Initialization trace data are recorded synchronously in all states. In the PREPARE state, the same data are also recorded from trace nodes with delay. In this way, Initialization trace data are recorded as much as possible, even if the LTTng session and the application are started in the opposite order. Especially in the PREPARE state, there are two types of recording: synchronous recording and delayed recording from trace nodes. Therefore, the same data may be stored in duplicate.
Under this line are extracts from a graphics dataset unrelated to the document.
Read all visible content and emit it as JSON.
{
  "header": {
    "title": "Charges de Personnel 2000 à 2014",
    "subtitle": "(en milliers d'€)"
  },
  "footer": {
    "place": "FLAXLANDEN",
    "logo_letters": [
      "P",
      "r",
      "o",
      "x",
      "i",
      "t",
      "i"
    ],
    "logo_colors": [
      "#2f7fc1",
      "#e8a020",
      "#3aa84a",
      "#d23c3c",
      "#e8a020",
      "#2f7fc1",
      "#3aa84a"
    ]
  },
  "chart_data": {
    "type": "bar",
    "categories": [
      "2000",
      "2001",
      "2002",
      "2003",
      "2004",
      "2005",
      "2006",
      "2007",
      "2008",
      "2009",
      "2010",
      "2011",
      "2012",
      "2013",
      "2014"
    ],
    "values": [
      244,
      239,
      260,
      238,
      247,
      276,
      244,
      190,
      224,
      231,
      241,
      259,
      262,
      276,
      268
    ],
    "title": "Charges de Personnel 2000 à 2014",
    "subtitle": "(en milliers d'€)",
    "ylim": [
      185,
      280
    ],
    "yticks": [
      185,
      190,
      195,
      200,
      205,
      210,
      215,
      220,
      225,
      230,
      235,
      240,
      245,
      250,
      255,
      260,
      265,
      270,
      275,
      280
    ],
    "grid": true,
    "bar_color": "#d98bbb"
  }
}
Duplicate data are handled on the caret_analyze side.

RECORD#

item	description
Transition conditions for entering	- Start application with active LTTng session. - Finish recording stored initialization trace data.
Transition conditions for exiting	- Receive messages from `/caret/end_record` topic when no active LTTng session exists.
Initialization trace data	- Record as LTTng tracepoint (synchronous recording).
Runtime trace data	- Record as LTTng tracepoint (synchronous recording).

Sequence#

Details of the sequence diagram are shown below.

# Run a node at Terminal 0 first.
ros2 run pkg node

# Execute "record" command with Termial 1 after node startup.
ros2 caret record

uml diagram

Sequence (multi-host system)#

Details of the sequence diagram on multi-host system are shown below.
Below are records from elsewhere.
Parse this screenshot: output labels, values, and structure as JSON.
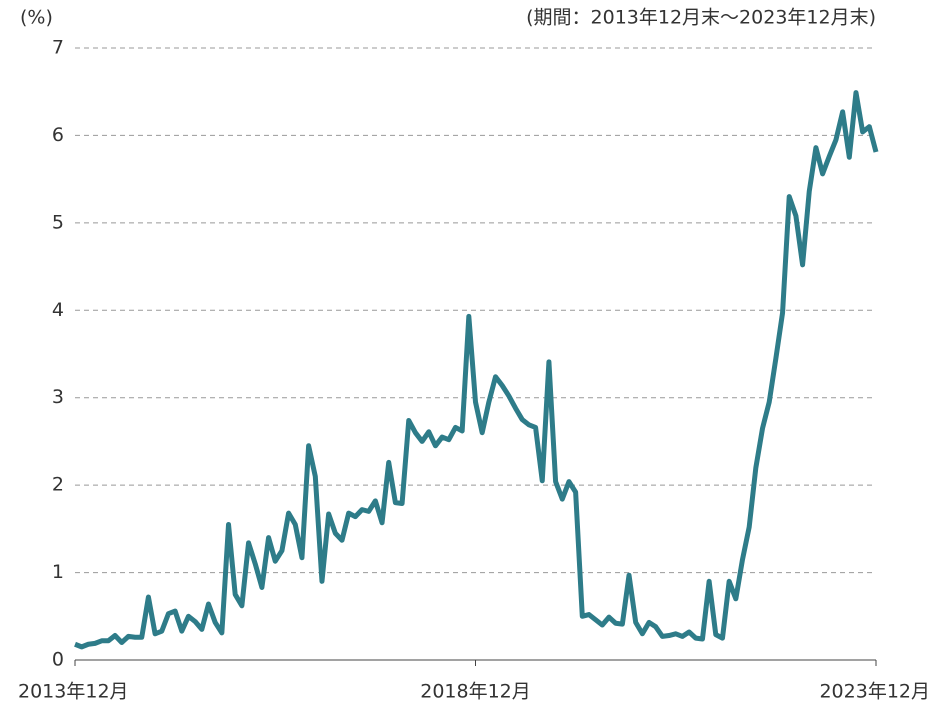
{
  "chart_data": {
    "type": "line",
    "y_label": "(%)",
    "subtitle": "(期間：2013年12月末～2023年12月末)",
    "categories": [
      "2013年12月",
      null,
      null,
      null,
      null,
      null,
      null,
      null,
      null,
      null,
      null,
      null,
      null,
      null,
      null,
      null,
      null,
      null,
      null,
      null,
      null,
      null,
      null,
      null,
      null,
      null,
      null,
      null,
      null,
      null,
      null,
      null,
      null,
      null,
      null,
      null,
      null,
      null,
      null,
      null,
      null,
      null,
      null,
      null,
      null,
      null,
      null,
      null,
      null,
      null,
      null,
      null,
      null,
      null,
      null,
      null,
      null,
      null,
      null,
      null,
      "2018年12月",
      null,
      null,
      null,
      null,
      null,
      null,
      null,
      null,
      null,
      null,
      null,
      null,
      null,
      null,
      null,
      null,
      null,
      null,
      null,
      null,
      null,
      null,
      null,
      null,
      null,
      null,
      null,
      null,
      null,
      null,
      null,
      null,
      null,
      null,
      null,
      null,
      null,
      null,
      null,
      null,
      null,
      null,
      null,
      null,
      null,
      null,
      null,
      null,
      null,
      null,
      null,
      null,
      null,
      null,
      null,
      null,
      null,
      null,
      null,
      "2023年12月"
    ],
    "series": [
      {
        "color": "#2e7c89",
        "values": [
          0.18,
          0.15,
          0.18,
          0.19,
          0.22,
          0.22,
          0.28,
          0.2,
          0.27,
          0.26,
          0.26,
          0.72,
          0.3,
          0.33,
          0.53,
          0.56,
          0.33,
          0.5,
          0.44,
          0.35,
          0.64,
          0.43,
          0.31,
          1.55,
          0.75,
          0.62,
          1.34,
          1.1,
          0.83,
          1.4,
          1.13,
          1.25,
          1.68,
          1.55,
          1.17,
          2.45,
          2.1,
          0.9,
          1.67,
          1.45,
          1.37,
          1.68,
          1.64,
          1.72,
          1.7,
          1.82,
          1.57,
          2.26,
          1.8,
          1.79,
          2.74,
          2.6,
          2.5,
          2.61,
          2.45,
          2.55,
          2.52,
          2.66,
          2.62,
          3.93,
          2.95,
          2.6,
          2.95,
          3.24,
          3.14,
          3.02,
          2.88,
          2.75,
          2.69,
          2.66,
          2.05,
          3.41,
          2.04,
          1.84,
          2.04,
          1.92,
          0.5,
          0.52,
          0.46,
          0.4,
          0.49,
          0.42,
          0.41,
          0.97,
          0.43,
          0.3,
          0.43,
          0.38,
          0.27,
          0.28,
          0.3,
          0.27,
          0.32,
          0.25,
          0.24,
          0.9,
          0.29,
          0.25,
          0.9,
          0.7,
          1.15,
          1.52,
          2.2,
          2.65,
          2.95,
          3.45,
          3.97,
          5.3,
          5.08,
          4.52,
          5.36,
          5.86,
          5.56,
          5.76,
          5.95,
          6.27,
          5.75,
          6.49,
          6.04,
          6.1,
          5.81
        ]
      }
    ],
    "ylim": [
      0,
      7
    ],
    "yticks": [
      0,
      1,
      2,
      3,
      4,
      5,
      6,
      7
    ],
    "grid": true
  }
}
# Run a node at Terminal 0-0 on Host 0.
ros2 run pkg0 node0

# Run a node at Terminal 1-0 on Host 1.
ros2 run pkg1 node1

# Execute "record" command with Termial 0-1 on Host 0.
ros2 caret record

# Execute "record" command with Termial 1-1 on Host 1.
ros2 caret record

uml diagram

Tracepoint#

Runtime recording feature has delayed recording which supports recording activation anytime after a target application launches. As a timestamp is given when event is recorded, that for initialization trace point is different from actual time when the trace point is called. It is inconvenient for analysis script provided by caret_analyze because it utilizes invocation time of the initialization trace point. For example, expected time when timer callback is invoked is calculated from initialization time and a given period. If only recording time is given, the expected time cannot be calculated correctly.

To tackle this inconvenience, all initialization trace points have timestamps given respectively when they are called during launch of a target application.

[ros2:rcl_timer_init] (-> [ros2_caret:rcl_timer_init])

(context)
time (time that a lttng tracepoint is called.)
...

(tracepoint data)
void * timer_handle
int64_t period
int64_t init_timestamp (timestamp given when trace point is called during )

init_timestamp is an added argument which has original time when initialization trace point is invoked. As the prefix of ros2: is for ros2_tracing, ros2_caret is prefix for representing trace points for CARET.